Fringe Box



Bonfire Sculpture – Gavin Morgan Is Wrong

Published on: 9 Mar, 2012
Updated on: 9 Mar, 2012

from Bernard Parke

Hon Alderman

I say again, there is nothing romantic about riots in any age, especially in Guildford during the nineteenth century and I disagree with Gavin Morgan that they should be commemorated with the proposed statue.

It is true there was extreme hardship at the time but there was also a great problem with alcohol: the only opium of the people at that time.

The Victorian school master John Gardiner (committed lay preacher and teetotaller) counted as many in as 97 pubs and drinking establishments in the town, which practically consisted of only two streets at that time. Is it not surprising that there was so much unrest not only here but also throughout Europe at that time. But the riots did not simply end with a flash of cutlasses.

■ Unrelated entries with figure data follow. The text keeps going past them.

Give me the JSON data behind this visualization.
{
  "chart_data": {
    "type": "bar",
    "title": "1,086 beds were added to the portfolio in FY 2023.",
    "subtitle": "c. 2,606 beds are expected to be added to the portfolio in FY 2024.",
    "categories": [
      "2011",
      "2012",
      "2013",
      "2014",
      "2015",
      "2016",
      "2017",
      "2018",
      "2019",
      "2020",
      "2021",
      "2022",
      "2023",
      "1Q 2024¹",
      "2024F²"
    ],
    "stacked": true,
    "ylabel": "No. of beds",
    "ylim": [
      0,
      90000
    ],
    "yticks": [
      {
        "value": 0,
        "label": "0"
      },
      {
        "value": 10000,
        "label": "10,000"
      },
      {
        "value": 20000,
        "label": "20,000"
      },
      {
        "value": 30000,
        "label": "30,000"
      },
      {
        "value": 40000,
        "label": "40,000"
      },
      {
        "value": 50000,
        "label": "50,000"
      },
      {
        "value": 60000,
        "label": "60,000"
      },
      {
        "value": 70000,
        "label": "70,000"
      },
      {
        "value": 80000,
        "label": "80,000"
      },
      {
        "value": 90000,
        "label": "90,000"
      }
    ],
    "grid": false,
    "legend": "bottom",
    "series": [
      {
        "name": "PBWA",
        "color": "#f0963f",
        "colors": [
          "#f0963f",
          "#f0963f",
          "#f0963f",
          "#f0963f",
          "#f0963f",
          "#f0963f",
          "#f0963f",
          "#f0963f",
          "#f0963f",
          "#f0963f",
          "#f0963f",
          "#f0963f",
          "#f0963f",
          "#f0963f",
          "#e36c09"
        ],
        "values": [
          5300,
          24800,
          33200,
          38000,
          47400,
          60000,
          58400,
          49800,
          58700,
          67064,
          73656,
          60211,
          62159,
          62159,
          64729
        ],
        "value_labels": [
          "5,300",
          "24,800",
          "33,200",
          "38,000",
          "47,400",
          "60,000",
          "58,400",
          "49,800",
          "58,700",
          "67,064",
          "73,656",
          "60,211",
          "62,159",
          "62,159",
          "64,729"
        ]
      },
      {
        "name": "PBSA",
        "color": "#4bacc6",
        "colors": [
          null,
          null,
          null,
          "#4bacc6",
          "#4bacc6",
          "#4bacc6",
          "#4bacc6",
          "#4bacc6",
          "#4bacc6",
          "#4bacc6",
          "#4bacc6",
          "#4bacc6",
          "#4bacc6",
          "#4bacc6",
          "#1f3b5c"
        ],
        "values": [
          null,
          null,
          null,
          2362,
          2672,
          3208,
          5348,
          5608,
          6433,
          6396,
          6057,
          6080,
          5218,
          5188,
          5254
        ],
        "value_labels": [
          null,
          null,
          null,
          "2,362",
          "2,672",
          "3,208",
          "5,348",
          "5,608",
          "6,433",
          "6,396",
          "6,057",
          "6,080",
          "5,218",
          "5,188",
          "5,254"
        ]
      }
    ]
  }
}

Police truncheons (the larger one said to be for riot control) and hand cuffs of the period

The newly formed Salvation Army’s main enemy was the demon drink, and so their ‘soldiers’ were often the target of these riots and many Salvationists were badly injured. Publicans reacted to their challenge by forming a rabble who called themselves ‘The Skeleton Army’ who attacked the Salvationists relentlessly, indeed a wife of the local Salvation Army Captain was knocked unconscious outside of the very police station itself.

As in the case of the Guy Fawkes Riots, central government help was forthcoming mainly through the efforts of the founder of the old Gammon’s department store which stood in North Street until the 1970’s.

No doubt, accusations of ‘police brutality’ were made then too when peace was restored, as they are now. Few ever praise the police and their efforts to maintain sanity. No! The best that they can hope for is “No Comment”. How long before someone suggests a monument to the “Skeleton Army”?